The Critique of Chilean Industrialization in Hugo Correa’s Avatar Stories

Abstract. Beginning in the early 1930s, Chile subscribed to a program of rapid industrialization in order to foster economic development. In 1969, one year after the State abandoned this economic model, Chile’s premier sf author, Hugo Correa, published Los títeres [The Puppets], a volume of four stories featuring biomechanical avatars. This essay looks at how Correa uses the avatar to critique Chile’s industrial drive. The narratives condemn Chilean society for its infatuation with technology, which has led to apathy, alienation, and the advent of a posthuman world.

M. Elizabeth Ginway

A Paradigm of the Tropical: Brazil in Contemporary Anglo-American Science Fiction and Fantasy

Abstract.

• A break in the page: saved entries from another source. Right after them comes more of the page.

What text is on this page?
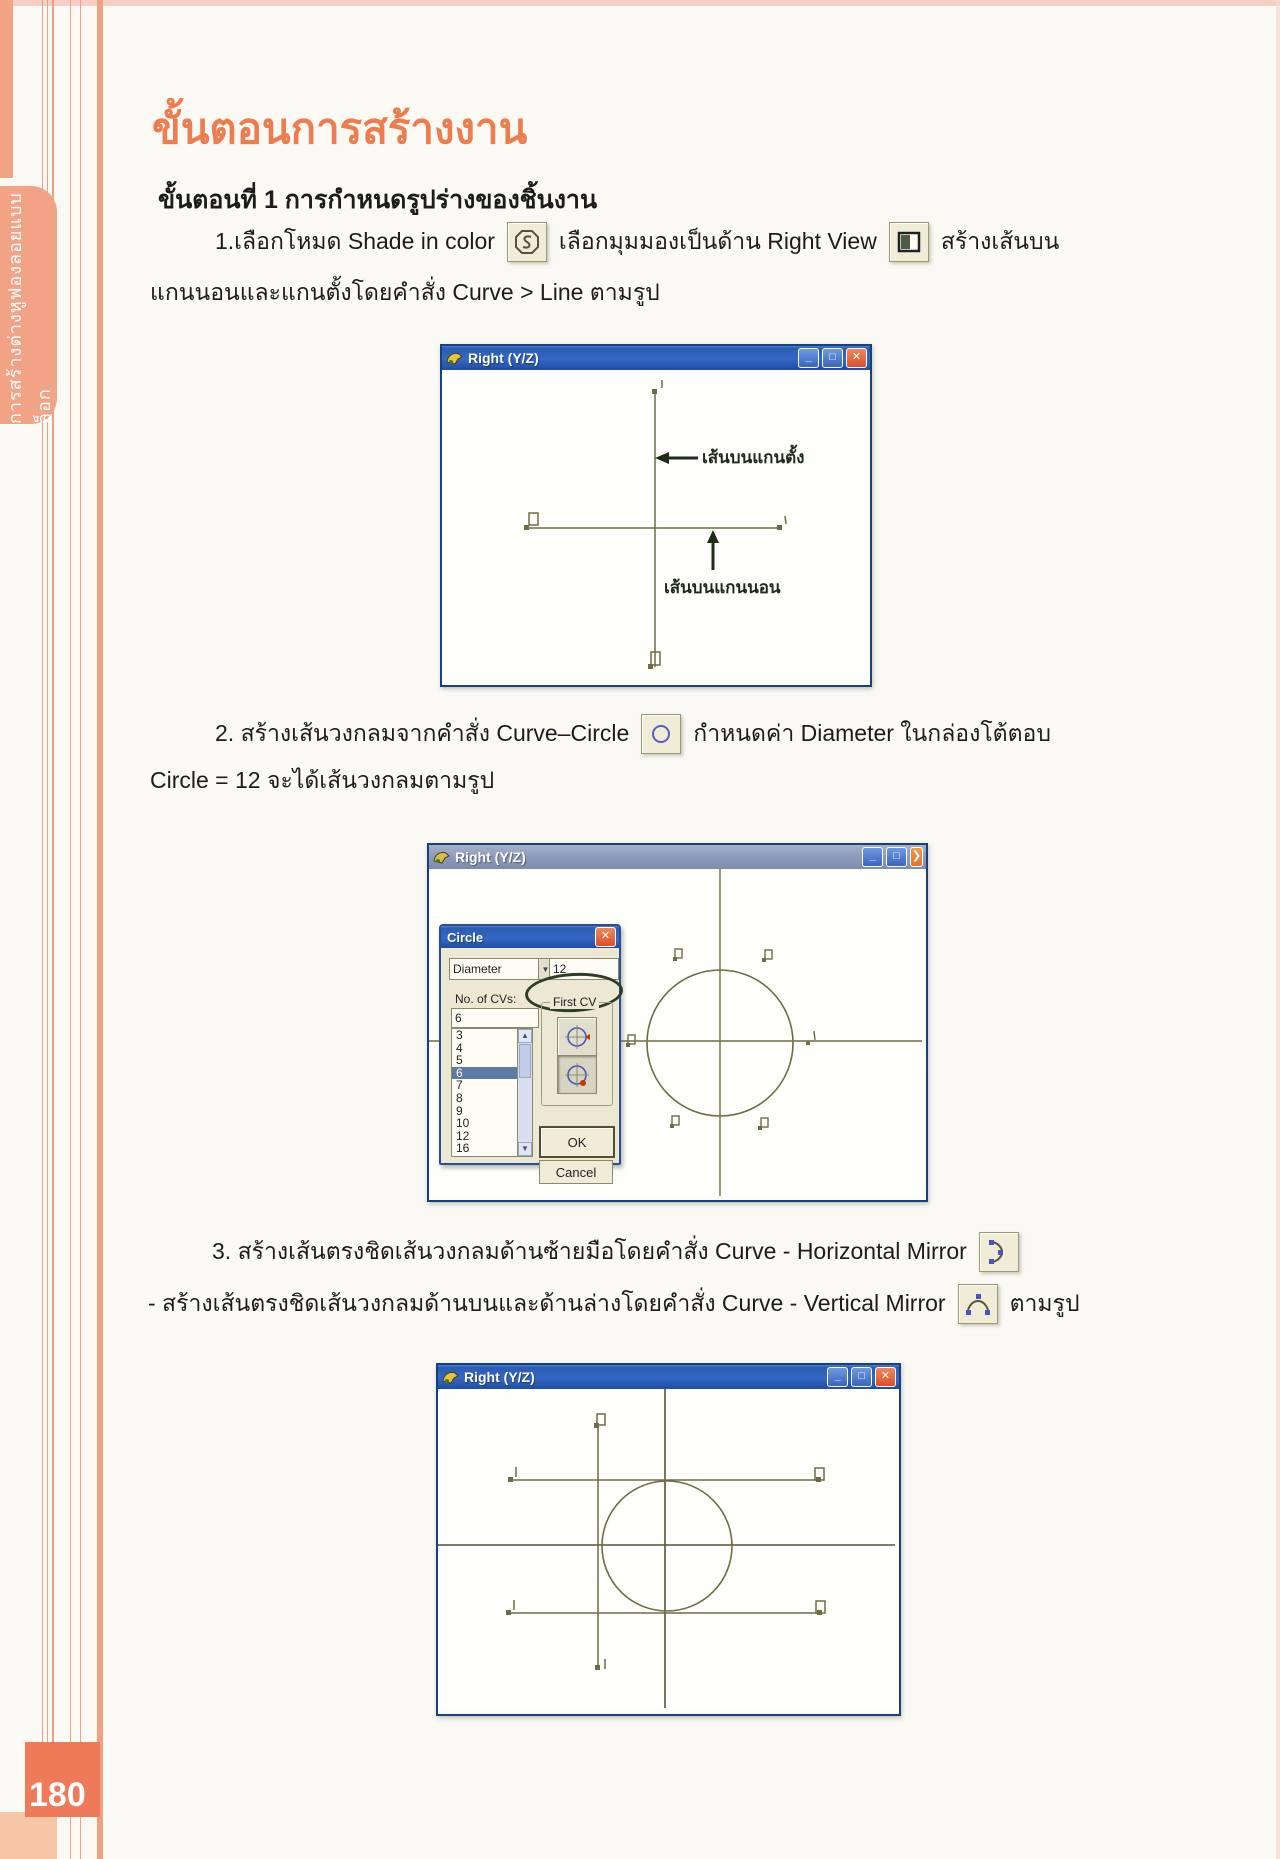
การสร้างต่างหูฟองลอยแบบล็อก
180
ขั้นตอนการสร้างงาน
ขั้นตอนที่ 1 การกำหนดรูปร่างของชิ้นงาน
1.เลือกโหมด Shade in color	เลือกมุมมองเป็นด้าน Right View	สร้างเส้นบน
แกนนอนและแกนตั้งโดยคำสั่ง Curve > Line ตามรูป
Right (Y/Z)	_	□	✕
เส้นบนแกนตั้ง
เส้นบนแกนนอน
2. สร้างเส้นวงกลมจากคำสั่ง Curve–Circle	กำหนดค่า Diameter ในกล่องโต้ตอบ
Circle = 12 จะได้เส้นวงกลมตามรูป
Right (Y/Z)	_	□	❯
Circle	✕
Diameter	▼ 12
No. of CVs:
6
▲
▼
3
4
5
6
7
8
9
10
12
16
First CV
OK
Cancel
3. สร้างเส้นตรงชิดเส้นวงกลมด้านซ้ายมือโดยคำสั่ง Curve - Horizontal Mirror
- สร้างเส้นตรงชิดเส้นวงกลมด้านบนและด้านล่างโดยคำสั่ง Curve - Vertical Mirror	ตามรูป
Right (Y/Z)	_	□	✕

This essay analyzes contemporary science fiction and fantasy novels about Brazil written by Anglo-American authors using the paradigm of the “lost-race novel.” This provides a way to understand the mappings of these texts in order to question some of their premises as they create an image, often revealing hegemonic cultural misconceptions, of Brazil for English-speaking readers. The novels discussed include Kadrey’s Kamikaze L’Amour, Lewitt’s Songs of Chaos, Updike’s Brazil, Card’s Speaker for the Dead, Anthony’s Cradle of Splendor, and McDonald’s Brasyl. The article concludes with an analysis of three works that offer a more nuanced rewriting of cultural contact: Delany’s “Driftglass,” Hayward’s The Healer, and Yamashita’s Through the Arc of the Rainforest.

Umberto Rossi

Valerio Evangelisti: The Italian Way to Slipstream

Abstract. Though popular in Italy, France, Germany, and Spain, and widely considered to be the most important modern Italian sf writer, Valerio Evangelisti is almost totally unknown in English-speaking countries, as the ten novels of his Eymerich cycle (plus ten other novels belonging to different genres) have not yet been translated into English. But Evangelisti's fiction is an interesting specimen of the slipstream trend, and his novels based on the historical figure of the Catalan inquisitor Nicolas Eymerich represent a most interesting case study for all those interested in the dynamics of genre hybridization. Moreover, his exploration of the possibilities of cross-genre fiction has taken place in a cultural context quite different from the British and American ones. A synoptic analysis of the novels in the Eymerich cycle can thus be productive for all those interested in the ongoing debate on the border areas of slipstream, New Weird, and Avant-Pop.